Ce rapport voudrait se saisir de l’actualité pour revenir sur la fameuse distinction de Sieyès entre pouvoir constituant et pouvoirs constitués et remarquer –avec une impertinence due au grand âge- que cette distinction fameuse n’a empêché ni le IO août 1792 anticonstitutionnel, ni le coup d’état du I8 Brumaire, qui a eu néanmoins l’intelligence de se mettre dans la continuité des « principes de 1789 » ( non sans confondre droits civils et droits politiques !). A l’inverse l’histoire montre que le « concours » de deux pouvoirs déjà constitués a assuré le succès durable des lois constitutionnelles de 1875, des référendum de 1945 – mais non de 1946- et bien sûr des années 1958-62 qui inaugurent le temps de l’alternance de forces également légitimes, des révisions paisibles et…des NON prononcés par un peuple souverain ( 1969 et 2005).

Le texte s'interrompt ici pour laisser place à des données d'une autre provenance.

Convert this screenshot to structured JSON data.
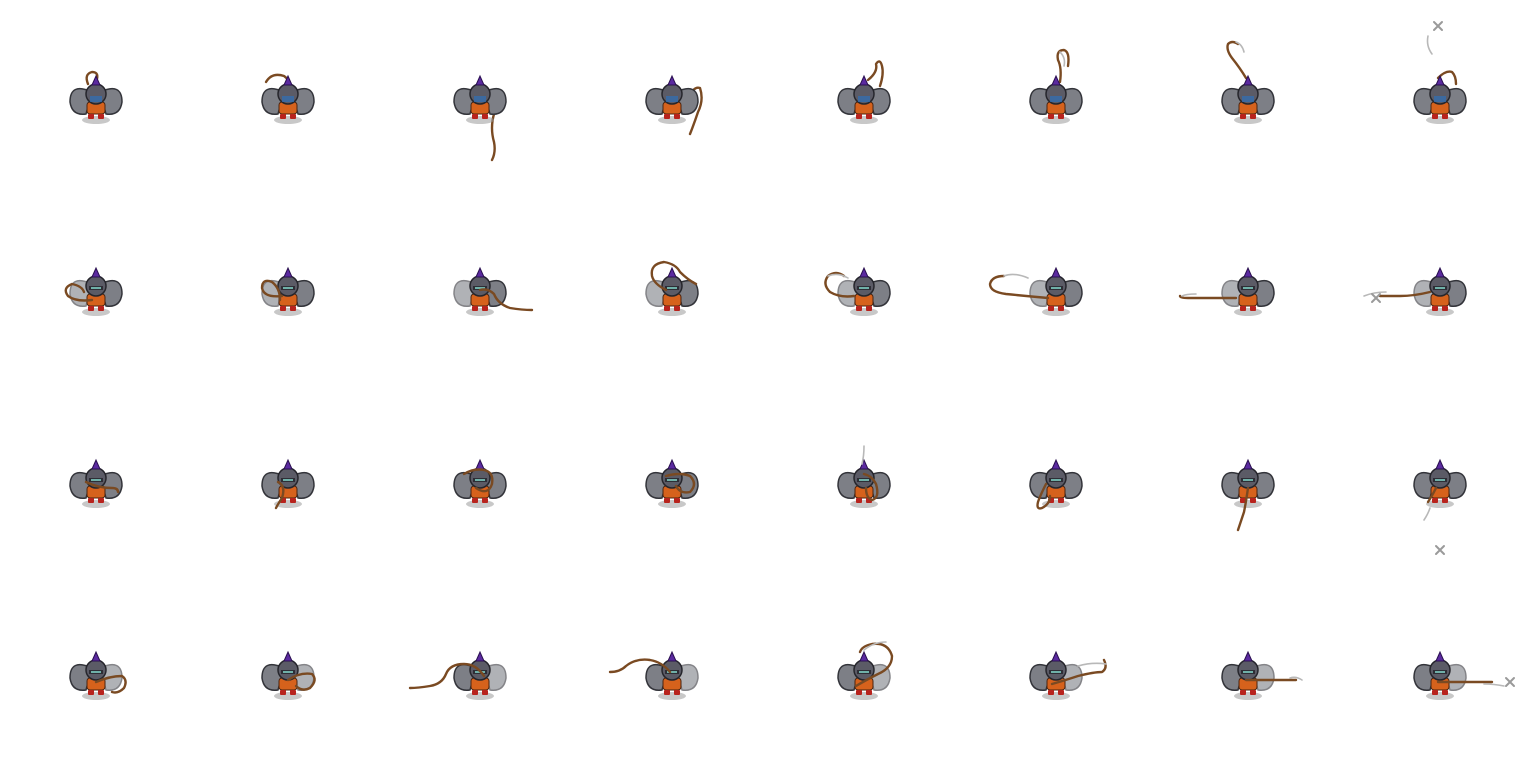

Selon le conseil de Koselleck, invitant à renouveler la pensée occidentale en travailler sur les écrits de ceux qui s’étaient opposés tant aux pensées théologiques qu’aux a priori de la philosophie de l’Histoire (L’expérience de l’Histoire, Paris, 1997), ce rapport voudrait revisiter les arguments des « vaincus » du printemps 1789 –Necker, Malouet, Talleyrand et Mirabeau- où se découvrent une cohérence et une vigueur permettant de dire que la France « constitutionnelle » est riche d’une pensée d’autant plus féconde qu’elle s’inscrit dans la continuité et l’expérience d’un vieux pays souverain.